I am out of my depth here so I was hoping somebody would like to help me to write a proper loading function for pruned networks.

Kind regards,

Richard

Jayant_Parashar · June 25, 2020, 6:37am

Remove the pruning before saving using prune.remove(layername, "weight"). This makes pruning permanent.

Michela · July 14, 2020, 7:33am

Yep, as @Jayant_Parashar said: remove the pruning reparametrization prior to saving the state_dict.

Yet another solution is to save out the whole model instead of the state dict while it’s still pruned:
torch.save(pruned_model, 'pruned_model.pth'), and then restore it as pruned_model = torch.load('pruned_model.pth'). This might be a bit risky because it assumes the model class can be easily found.

If, however, you care about retaining the masks, or you have inherited a state_dict from somewhere else which contains the pruned reparametrization (so the various weight_mask and weight_orig buffers and parameters), then the solution is to: 1) put your newly instantiated model in a pruned state using prune.identity, which creates all the objects you’d expect, but with masks of ones; 2) load the state_dict, which should now fit the model.

Michela · July 14, 2020, 7:42am

Let me also add that, in the last scenario, loading the state_dict into a newly instantiated model will make it such that all your weight_origs and weight_masks will be properly filled in with the info from the state_dict, BUT the weight will still be a randomly sampled tensor from the new model instantiation.

Why does this matter? weight_orig and weight_mask together can be used to recompute the weight on the fly, through the forward_pre_hook that PyTorch pruning uses.
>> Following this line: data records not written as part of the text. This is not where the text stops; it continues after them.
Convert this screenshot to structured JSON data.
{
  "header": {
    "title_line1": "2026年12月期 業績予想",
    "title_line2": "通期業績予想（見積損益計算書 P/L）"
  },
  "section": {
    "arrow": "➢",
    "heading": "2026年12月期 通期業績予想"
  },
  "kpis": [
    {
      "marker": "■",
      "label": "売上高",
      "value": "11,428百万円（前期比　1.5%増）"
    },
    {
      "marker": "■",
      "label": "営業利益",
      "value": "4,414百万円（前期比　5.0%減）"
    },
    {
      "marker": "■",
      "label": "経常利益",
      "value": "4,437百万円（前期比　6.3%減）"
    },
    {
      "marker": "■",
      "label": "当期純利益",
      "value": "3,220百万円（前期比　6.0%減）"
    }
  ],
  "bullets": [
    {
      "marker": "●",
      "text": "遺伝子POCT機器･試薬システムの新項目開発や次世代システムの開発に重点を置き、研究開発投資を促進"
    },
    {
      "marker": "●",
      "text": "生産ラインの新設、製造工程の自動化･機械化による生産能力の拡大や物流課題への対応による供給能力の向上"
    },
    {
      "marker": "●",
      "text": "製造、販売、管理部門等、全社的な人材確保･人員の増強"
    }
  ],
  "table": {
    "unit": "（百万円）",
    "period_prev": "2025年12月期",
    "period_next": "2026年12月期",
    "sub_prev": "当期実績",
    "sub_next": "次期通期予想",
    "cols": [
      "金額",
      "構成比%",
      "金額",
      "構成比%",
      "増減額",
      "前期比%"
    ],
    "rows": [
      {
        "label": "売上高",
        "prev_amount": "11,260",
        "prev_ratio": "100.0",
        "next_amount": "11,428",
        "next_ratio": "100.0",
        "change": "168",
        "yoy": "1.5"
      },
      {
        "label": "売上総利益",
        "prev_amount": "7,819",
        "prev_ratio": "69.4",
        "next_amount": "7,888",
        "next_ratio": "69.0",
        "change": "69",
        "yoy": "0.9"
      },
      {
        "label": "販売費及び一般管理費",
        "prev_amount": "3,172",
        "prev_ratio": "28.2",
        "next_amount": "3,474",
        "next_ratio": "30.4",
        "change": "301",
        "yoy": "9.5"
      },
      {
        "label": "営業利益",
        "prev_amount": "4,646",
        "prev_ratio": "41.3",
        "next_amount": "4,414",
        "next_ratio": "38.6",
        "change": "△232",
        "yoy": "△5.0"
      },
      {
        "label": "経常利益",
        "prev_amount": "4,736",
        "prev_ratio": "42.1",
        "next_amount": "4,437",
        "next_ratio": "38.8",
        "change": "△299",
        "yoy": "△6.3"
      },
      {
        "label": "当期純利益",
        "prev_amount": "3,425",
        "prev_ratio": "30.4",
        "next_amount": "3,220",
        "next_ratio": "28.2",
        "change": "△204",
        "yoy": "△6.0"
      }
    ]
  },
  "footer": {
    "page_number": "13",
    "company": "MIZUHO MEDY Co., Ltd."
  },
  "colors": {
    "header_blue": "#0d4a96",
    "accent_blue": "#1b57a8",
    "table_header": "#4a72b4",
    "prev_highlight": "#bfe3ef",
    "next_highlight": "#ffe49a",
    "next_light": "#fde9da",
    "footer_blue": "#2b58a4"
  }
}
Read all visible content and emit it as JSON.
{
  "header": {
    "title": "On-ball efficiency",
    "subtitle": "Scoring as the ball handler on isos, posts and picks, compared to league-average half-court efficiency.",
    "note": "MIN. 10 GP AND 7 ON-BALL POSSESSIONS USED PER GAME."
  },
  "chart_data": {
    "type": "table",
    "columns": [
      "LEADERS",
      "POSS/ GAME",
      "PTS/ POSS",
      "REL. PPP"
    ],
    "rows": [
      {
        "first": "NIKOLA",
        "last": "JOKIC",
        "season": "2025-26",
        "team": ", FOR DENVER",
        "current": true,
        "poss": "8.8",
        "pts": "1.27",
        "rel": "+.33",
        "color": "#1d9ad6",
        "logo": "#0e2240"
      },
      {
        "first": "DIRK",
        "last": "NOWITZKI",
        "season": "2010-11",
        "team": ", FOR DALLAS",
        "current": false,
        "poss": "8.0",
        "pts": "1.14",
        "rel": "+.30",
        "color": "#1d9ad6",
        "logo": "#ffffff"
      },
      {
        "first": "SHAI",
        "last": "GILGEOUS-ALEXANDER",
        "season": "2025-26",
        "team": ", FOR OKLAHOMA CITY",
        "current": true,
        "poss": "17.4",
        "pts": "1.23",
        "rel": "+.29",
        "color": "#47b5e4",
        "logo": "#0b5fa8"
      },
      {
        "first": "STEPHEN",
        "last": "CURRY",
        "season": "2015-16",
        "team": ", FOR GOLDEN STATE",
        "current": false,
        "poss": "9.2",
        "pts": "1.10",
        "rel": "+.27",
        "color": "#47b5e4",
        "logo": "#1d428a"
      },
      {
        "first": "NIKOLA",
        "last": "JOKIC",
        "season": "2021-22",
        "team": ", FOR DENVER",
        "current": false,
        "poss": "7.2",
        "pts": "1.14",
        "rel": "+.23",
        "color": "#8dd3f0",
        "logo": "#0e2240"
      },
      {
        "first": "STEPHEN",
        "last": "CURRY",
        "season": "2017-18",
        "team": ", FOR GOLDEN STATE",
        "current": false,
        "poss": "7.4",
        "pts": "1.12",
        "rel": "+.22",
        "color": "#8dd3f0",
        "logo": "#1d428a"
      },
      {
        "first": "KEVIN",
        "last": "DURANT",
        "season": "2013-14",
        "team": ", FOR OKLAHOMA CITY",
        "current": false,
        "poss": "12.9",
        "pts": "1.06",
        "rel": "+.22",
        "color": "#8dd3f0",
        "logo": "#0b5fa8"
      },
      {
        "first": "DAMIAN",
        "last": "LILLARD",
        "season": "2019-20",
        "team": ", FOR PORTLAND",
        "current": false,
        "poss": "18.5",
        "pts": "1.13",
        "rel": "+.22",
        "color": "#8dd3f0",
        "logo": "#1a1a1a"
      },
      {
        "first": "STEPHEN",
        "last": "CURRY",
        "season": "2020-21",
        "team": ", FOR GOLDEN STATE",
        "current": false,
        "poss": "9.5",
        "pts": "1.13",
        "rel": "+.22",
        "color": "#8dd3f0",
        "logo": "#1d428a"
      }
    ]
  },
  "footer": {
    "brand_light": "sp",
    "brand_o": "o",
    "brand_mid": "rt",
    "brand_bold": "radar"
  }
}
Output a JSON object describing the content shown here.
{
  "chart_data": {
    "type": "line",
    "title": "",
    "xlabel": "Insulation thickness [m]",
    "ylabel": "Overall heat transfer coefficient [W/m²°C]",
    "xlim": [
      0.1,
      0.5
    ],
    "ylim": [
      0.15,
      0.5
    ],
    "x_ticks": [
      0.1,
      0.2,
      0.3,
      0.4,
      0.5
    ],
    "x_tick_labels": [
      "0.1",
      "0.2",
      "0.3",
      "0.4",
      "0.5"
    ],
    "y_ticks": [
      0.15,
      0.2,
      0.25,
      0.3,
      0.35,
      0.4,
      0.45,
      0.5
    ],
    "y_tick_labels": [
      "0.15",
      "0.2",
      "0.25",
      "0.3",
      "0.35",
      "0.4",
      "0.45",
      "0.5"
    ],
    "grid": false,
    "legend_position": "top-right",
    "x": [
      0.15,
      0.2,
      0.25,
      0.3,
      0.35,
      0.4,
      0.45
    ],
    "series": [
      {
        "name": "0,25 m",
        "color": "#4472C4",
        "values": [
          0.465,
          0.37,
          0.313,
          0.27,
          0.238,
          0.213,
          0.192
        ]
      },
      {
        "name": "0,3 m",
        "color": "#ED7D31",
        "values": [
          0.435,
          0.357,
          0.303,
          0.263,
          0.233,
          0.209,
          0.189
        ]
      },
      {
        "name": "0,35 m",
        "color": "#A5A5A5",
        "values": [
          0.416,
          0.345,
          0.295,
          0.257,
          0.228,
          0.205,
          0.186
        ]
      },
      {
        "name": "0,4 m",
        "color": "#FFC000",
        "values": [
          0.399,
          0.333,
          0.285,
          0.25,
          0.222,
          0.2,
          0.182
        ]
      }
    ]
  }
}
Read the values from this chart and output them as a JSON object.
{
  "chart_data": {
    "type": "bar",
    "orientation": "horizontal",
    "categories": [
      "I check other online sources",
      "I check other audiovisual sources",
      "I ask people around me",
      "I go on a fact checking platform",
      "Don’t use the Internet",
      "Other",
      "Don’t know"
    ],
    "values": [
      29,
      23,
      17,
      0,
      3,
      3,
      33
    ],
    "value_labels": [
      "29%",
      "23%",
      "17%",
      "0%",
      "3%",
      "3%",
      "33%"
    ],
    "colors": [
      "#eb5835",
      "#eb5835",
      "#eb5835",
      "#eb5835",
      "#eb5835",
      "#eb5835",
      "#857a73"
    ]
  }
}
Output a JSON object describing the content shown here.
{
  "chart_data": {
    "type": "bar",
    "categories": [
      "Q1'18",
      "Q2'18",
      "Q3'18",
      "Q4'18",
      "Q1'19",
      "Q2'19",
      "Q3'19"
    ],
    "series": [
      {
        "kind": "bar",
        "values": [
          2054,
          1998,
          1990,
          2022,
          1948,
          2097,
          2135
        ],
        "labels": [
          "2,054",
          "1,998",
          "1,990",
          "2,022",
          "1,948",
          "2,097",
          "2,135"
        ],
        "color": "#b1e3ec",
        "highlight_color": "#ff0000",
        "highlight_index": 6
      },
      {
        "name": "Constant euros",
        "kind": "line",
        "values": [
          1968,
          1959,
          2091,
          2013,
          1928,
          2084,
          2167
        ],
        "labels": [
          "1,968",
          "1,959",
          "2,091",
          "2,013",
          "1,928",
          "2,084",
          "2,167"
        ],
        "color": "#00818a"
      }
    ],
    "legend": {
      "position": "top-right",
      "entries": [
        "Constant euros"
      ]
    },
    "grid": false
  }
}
But this hook needs a forward call to act and recompute the weight . Without that call, the weight will just be some random tensor that has nothing to do with the loaded weight_orig and weight_mask.

Therefore, either serialize you models after removing the pruning parametrization, or remember to set the weight correctly (by hand or with a forward call) before trying to prune it again. In practice, this means preferably calling _ = model(X), where X is some (even fake) input data batch, or, alternatively, setting the weight by hand weight = weight_orig * weight_mask (be careful with this).

Joshua_Lansford · February 13, 2024, 8:20pm

Thank you, this post was helpful. I wanted to add a chunk of code to this which is currently working for me and might help others. When you run prune identity on your model to load the checkpoint, there are two tricks, one is that you have to keep separate your checkpoints which are pruned and the ones which are not, secondly the procedure needs to know what parts of your model did get pruned. I was able to solve both of these with this, which may fail in weird ways, but hasn’t yet.

    for part in checkpoint.values():
        if hasattr( part, "keys" ):
            for key in part.keys():
                if "_mask" in key:
                    pieces = key.split('.')
                    model_section = getattr( model, pieces[0] )[int(pieces[1])]
                    prune.identity( model_section, pieces[2].replace( "_mask", "" ) )

It goes through the checkpoint to find the _mask labels and then identifies the attribute on the model to run prune identity.